Crimes na saidinha de presos do complexo Campinas-Hortolândia; vereador critica medida
A saída temporária de detentos de junho começou na terça-feira (16), e o Complexo Campinas-Hortolândia registrou um homicídio e a adulteração de uma motocicleta logo no primeiro dia.

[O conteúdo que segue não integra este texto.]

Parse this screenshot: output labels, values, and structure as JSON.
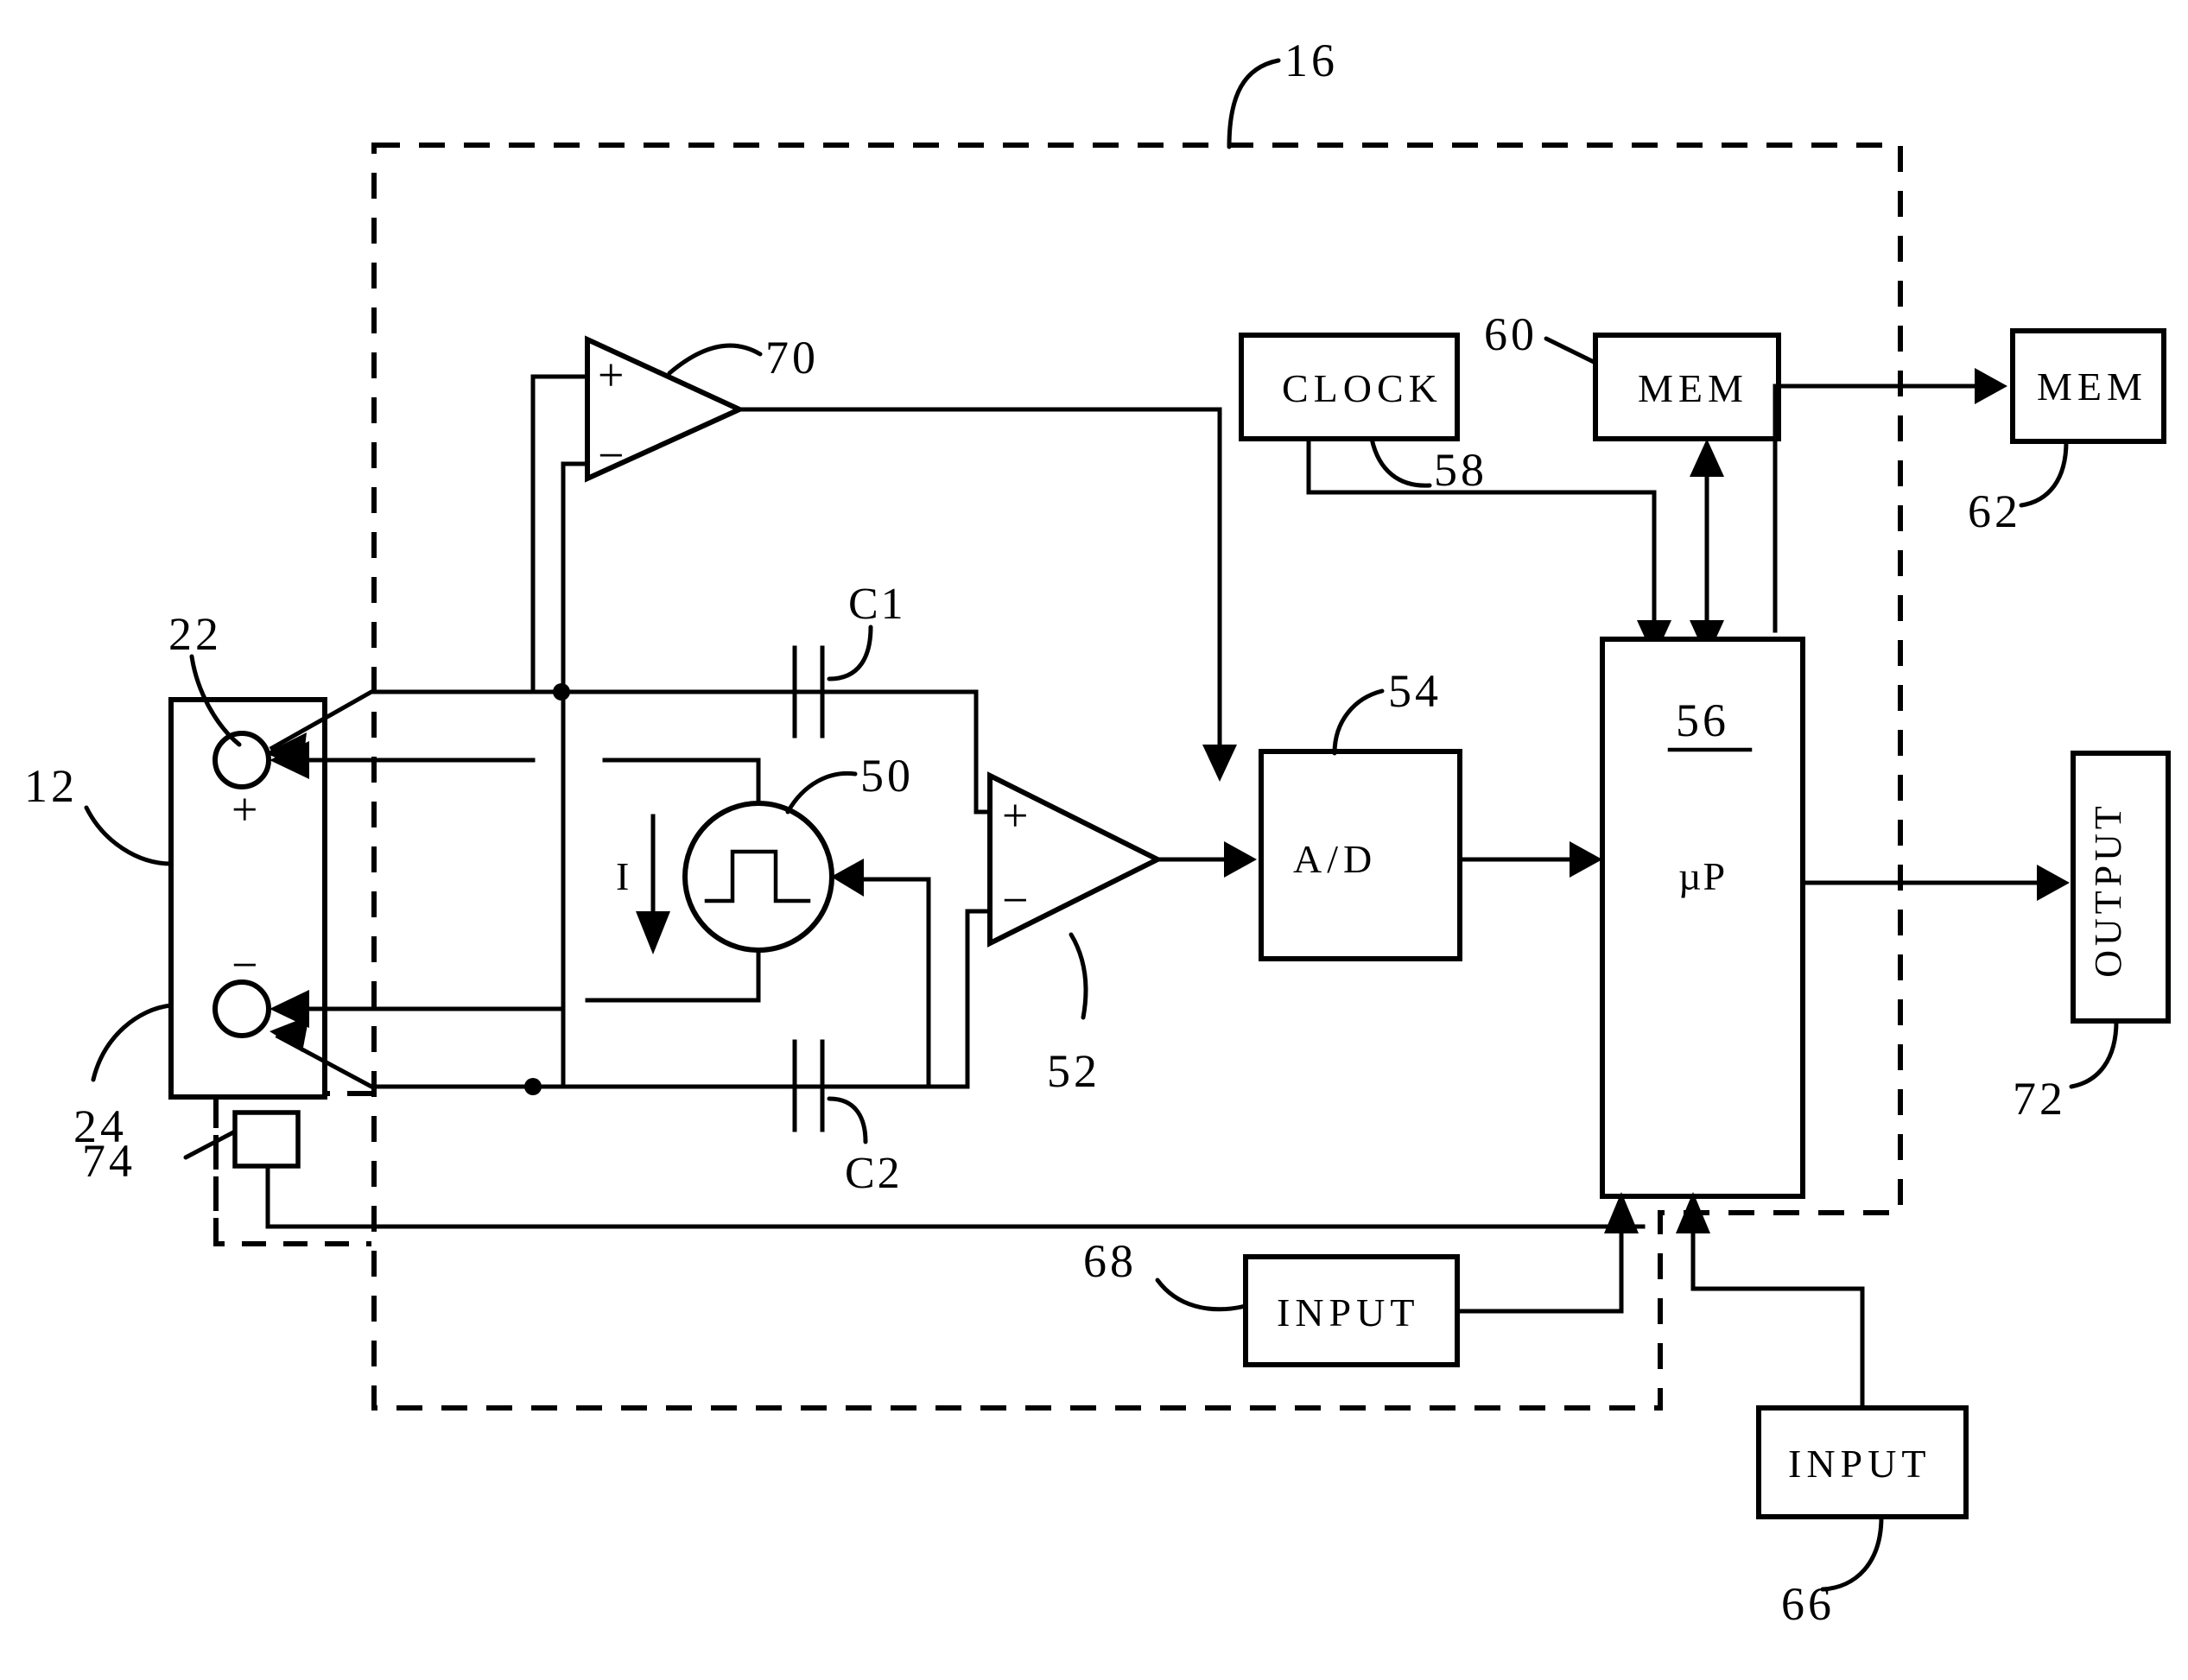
{
  "figure": {
    "type": "patent-block-diagram",
    "reference_numerals": {
      "system_boundary": "16",
      "sensor_assembly": "12",
      "electrode_positive": "22",
      "electrode_negative": "24",
      "current_source": "50",
      "amplifier_52": "52",
      "analog_to_digital": "54",
      "microprocessor": "56",
      "clock_line": "58",
      "memory_internal": "60",
      "memory_external": "62",
      "input_external": "66",
      "input_internal": "68",
      "buffer_amplifier": "70",
      "output": "72",
      "small_module": "74"
    },
    "blocks": [
      {
        "id": "clock",
        "label": "CLOCK",
        "numeral": "58"
      },
      {
        "id": "mem_internal",
        "label": "MEM",
        "numeral": "60"
      },
      {
        "id": "mem_external",
        "label": "MEM",
        "numeral": "62"
      },
      {
        "id": "ad",
        "label": "A/D",
        "numeral": "54"
      },
      {
        "id": "up",
        "label": "µP",
        "numeral": "56"
      },
      {
        "id": "output",
        "label": "OUTPUT",
        "numeral": "72"
      },
      {
        "id": "input_internal",
        "label": "INPUT",
        "numeral": "68"
      },
      {
        "id": "input_external",
        "label": "INPUT",
        "numeral": "66"
      }
    ],
    "components": [
      {
        "id": "c1",
        "label": "C1",
        "kind": "capacitor"
      },
      {
        "id": "c2",
        "label": "C2",
        "kind": "capacitor"
      },
      {
        "id": "i_arrow",
        "label": "I",
        "kind": "current-arrow"
      },
      {
        "id": "source50",
        "label": "50",
        "kind": "pulse-current-source"
      },
      {
        "id": "amp70",
        "label": "70",
        "kind": "op-amp"
      },
      {
        "id": "amp52",
        "label": "52",
        "kind": "op-amp"
      },
      {
        "id": "module74",
        "label": "74",
        "kind": "small-block"
      }
    ],
    "polarity_signs": {
      "electrode_plus": "+",
      "electrode_minus": "−",
      "amp70_plus": "+",
      "amp70_minus": "−",
      "amp52_plus": "+",
      "amp52_minus": "−"
    },
    "colors": {
      "ink": "#000000",
      "paper": "#ffffff"
    }
  }
}
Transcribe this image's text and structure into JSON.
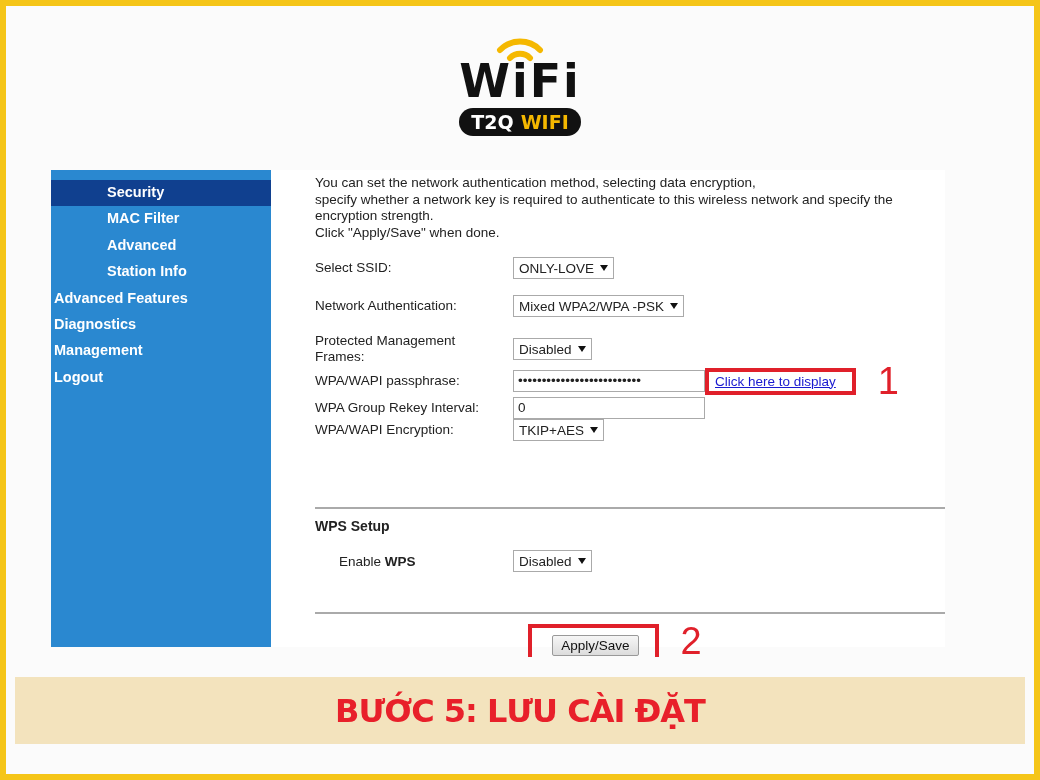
{
  "logo": {
    "wordmark": "WiFi",
    "badge_left": "T2Q",
    "badge_right": "WIFI"
  },
  "sidebar": {
    "items": [
      {
        "label": "Security",
        "kind": "subitem",
        "selected": true
      },
      {
        "label": "MAC Filter",
        "kind": "subitem",
        "selected": false
      },
      {
        "label": "Advanced",
        "kind": "subitem",
        "selected": false
      },
      {
        "label": "Station Info",
        "kind": "subitem",
        "selected": false
      },
      {
        "label": "Advanced Features",
        "kind": "item",
        "selected": false
      },
      {
        "label": "Diagnostics",
        "kind": "item",
        "selected": false
      },
      {
        "label": "Management",
        "kind": "item",
        "selected": false
      },
      {
        "label": "Logout",
        "kind": "item",
        "selected": false
      }
    ]
  },
  "intro": [
    "You can set the network authentication method, selecting data encryption,",
    "specify whether a network key is required to authenticate to this wireless network and specify the",
    "encryption strength.",
    "Click \"Apply/Save\" when done."
  ],
  "fields": [
    {
      "label": "Select SSID:",
      "kind": "select",
      "value": "ONLY-LOVE"
    },
    {
      "label": "Network Authentication:",
      "kind": "select",
      "value": "Mixed WPA2/WPA -PSK"
    },
    {
      "label": "Protected Management Frames:",
      "kind": "select",
      "value": "Disabled"
    },
    {
      "label": "WPA/WAPI passphrase:",
      "kind": "text",
      "value": "••••••••••••••••••••••••••",
      "link": "Click here to display",
      "annotation": "1"
    },
    {
      "label": "WPA Group Rekey Interval:",
      "kind": "text",
      "value": "0"
    },
    {
      "label": "WPA/WAPI Encryption:",
      "kind": "select",
      "value": "TKIP+AES"
    }
  ],
  "wps": {
    "title": "WPS Setup",
    "label": "Enable **WPS**",
    "value": "Disabled"
  },
  "apply": {
    "label": "Apply/Save",
    "annotation": "2"
  },
  "banner": "BƯỚC 5: LƯU CÀI ĐẶT"
}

Para o vereador Nelson Hossri (PSD-SP), de Campinas, "o fim da saída temporária é a única atitude em respeito às vítimas". Ainda de acordo com o parlamentar, “a sociedade não aguenta mais privilégios para criminosos".
Hosrri pontua que "o desenvolvimento do país depende do fim da impunidade", argumentando que "a população se tornou vítima e permanece trancada em casa com medo de frequentar as ruas", invalidando o conceito de segurança pública.
Os crimes
O primeiro ocorreu ocorreu na Rua Maria Rodrigues Ferreira, no Jardim Sumarezinho, em Hortolândia, onde um detento de 30 anos, que cumpria pena no Centro de Progressão Penitenciária Professor Ataliba Nogueira em Campinas, foi morto a tiros na frente da casa da família por um ocupante de um veículo branco que desceu do carro, perguntou pelo presidiário e disparou com uma pistola semiautomática.
Pelo menos quatro tiros o atingiram. A morte foi constatada no local pelo Samu (Serviço de Atendimento Médico de Urgência). Policiais civis e militares isolaram a área, e a Polícia Científica recolheu cápsulas na via. O corpo foi recolhido por uma funerária ao Instituto Médico Legal de Americana para exames necroscópicos, e a Polícia Civil de Hortolândia apura a autoria e a motivação do assassinato.
Já o segundo crime, foi constatado na Avenida Tarsila do Amaral, no Jardim Amanda, em Hortolândia, onde policiais militares abordaram um motociclista de 43 anos em atitude suspeita. Nada ilícito foi encontrado, mas a vistoria veicular constatou adulteração no motor e no chassi da moto. Consultas da polícia encontraram uma outra moto, com dados idênticos, no pátio de Campinas desde 2025, configurando a clonagem. O condutor foi preso em flagrante por adulteração e reencaminhado à prisão.
Números e critérios
A saída temporária de presos em regime semiaberto termina em 22 de junho. A concessão atende a critérios legais como bom comportamento e cumprimento de parte da pena.
No Complexo Penitenciário Campinas-Hortolândia e no Centro de Ressocialização (CR) de Sumaré beneficia entre 3.500 e 3.800 detentos. A estimativa ocorre porque a lista final muda até o último minuto. Em março, a saída liberou 3.020 detentos; em dezembro de 2025 e janeiro de 2026, 3.289.
O detento precisa estar no regime semiaberto e ter bom comportamento, mas uma falta disciplinar recente ou uma decisão judicial de última hora pode cassar o benefício. Como os dados das unidades prisionais e do Judiciário vão sendo consolidados, o número exato só é confirmado após a saída dos presos. Descumprir regras ou não retornar gera perda do benefício e pode levar a sanções.